To me, Easter eggs really fall into a couple categories. First there’s the ones that you find and are more artistic in nature. Usually they’re homages to developers other series they’ve worked on, or are tributes to the development team. The basement room in Saints Row 2 is a quick example, but I think the best example here is the tribute room in Halo: Reach. These Easter eggs are always nice – they’re love letters to the fans that have supported the games. The real nice thing with this style Easter egg is that they are versatile. They can be sprinkled in across the game, with varying degrees of hiding them. Sometimes they’re just in a room off the main path (Saints Row 2), while others take a bit more effort (Halo: Reach).
The other style Easter egg that I really think of are the ones that are interactive in some way. These can range from small encounters – the Lambent Chicken in Gears of War or the Minecraft creepers in Borderlands 2 – to larger scale ones – the Cow level in Diablo, or the Battletoads boss battle(s) in Shovel Knight. These Easter eggs are my favorites. They also show a lot of appreciation for the fans – especially the ones that are crossovers, acknowledging that fans play multiple games – while keeping the fans engaged and playing. Sometimes these kind of Easter eggs blend together – the Halo: Reach trophy room has some elements of engagement with it. Serious Sam was infamous for the sheer number of secrets – some were purely gameplay mechanics, hearkening back to the DOOM days – but others did have traditional Easter egg elements.
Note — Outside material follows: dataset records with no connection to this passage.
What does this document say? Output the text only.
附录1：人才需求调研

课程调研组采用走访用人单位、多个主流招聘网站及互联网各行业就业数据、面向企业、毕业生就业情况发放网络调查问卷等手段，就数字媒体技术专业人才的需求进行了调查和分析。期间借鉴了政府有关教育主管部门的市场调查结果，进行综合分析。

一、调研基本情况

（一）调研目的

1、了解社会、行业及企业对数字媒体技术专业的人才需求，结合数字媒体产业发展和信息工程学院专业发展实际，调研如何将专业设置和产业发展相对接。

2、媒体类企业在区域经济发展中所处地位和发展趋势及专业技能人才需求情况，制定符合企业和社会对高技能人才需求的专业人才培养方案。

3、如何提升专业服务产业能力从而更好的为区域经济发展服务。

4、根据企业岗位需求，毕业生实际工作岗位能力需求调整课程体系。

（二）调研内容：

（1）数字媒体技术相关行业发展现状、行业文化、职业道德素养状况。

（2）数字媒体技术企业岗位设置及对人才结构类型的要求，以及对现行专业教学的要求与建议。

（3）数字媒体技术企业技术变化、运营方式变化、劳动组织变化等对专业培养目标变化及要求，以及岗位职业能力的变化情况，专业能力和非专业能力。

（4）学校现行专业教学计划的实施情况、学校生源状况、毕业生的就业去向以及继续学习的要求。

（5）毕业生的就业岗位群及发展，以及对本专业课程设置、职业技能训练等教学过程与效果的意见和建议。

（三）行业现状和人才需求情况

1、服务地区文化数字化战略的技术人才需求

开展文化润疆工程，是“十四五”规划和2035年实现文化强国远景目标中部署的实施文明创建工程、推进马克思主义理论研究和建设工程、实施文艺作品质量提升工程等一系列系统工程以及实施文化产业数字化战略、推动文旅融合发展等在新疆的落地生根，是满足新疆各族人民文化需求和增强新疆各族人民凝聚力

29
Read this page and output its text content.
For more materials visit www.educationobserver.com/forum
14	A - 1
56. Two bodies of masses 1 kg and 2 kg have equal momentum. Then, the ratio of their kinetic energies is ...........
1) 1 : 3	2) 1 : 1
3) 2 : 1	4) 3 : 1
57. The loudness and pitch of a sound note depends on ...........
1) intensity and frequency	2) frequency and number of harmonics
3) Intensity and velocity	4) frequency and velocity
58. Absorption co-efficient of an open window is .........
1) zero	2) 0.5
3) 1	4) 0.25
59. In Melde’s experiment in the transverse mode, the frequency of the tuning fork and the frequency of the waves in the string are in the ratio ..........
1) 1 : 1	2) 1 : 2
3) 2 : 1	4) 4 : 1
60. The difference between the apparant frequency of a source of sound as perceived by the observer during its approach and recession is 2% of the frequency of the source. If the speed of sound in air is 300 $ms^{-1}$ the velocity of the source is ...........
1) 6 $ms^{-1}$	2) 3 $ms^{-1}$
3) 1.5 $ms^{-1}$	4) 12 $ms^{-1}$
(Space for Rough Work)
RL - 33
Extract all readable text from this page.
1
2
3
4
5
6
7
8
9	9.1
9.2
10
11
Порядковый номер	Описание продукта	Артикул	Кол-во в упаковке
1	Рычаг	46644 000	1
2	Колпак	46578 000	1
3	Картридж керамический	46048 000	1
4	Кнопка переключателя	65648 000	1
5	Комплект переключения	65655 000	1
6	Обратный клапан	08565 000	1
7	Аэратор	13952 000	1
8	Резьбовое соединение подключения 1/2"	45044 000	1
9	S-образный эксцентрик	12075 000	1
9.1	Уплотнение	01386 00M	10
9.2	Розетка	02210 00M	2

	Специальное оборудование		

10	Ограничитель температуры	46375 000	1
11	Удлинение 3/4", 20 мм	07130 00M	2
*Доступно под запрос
In the end, Easter eggs don’t necessarily have to have any direct impact on the game. The ones that do are that much better – the Cow level in Diablo III gives you more experience per kill. The Minecraft creepers drop rare gear in Borderlands 2. Sometimes developers tie the Easter eggs into the achievements – there are a couple in Borderlands 2 like that. The value in Easter eggs lies with the player. Some gamers will skip them and focus on just playing the game. I love digging into the little extras that developers put their time into. A good Easter egg can help keep me invested in a game, mainly when I’m digging for it. And really at the end of the day, they tend to be fun, and that’s what playing games is all about.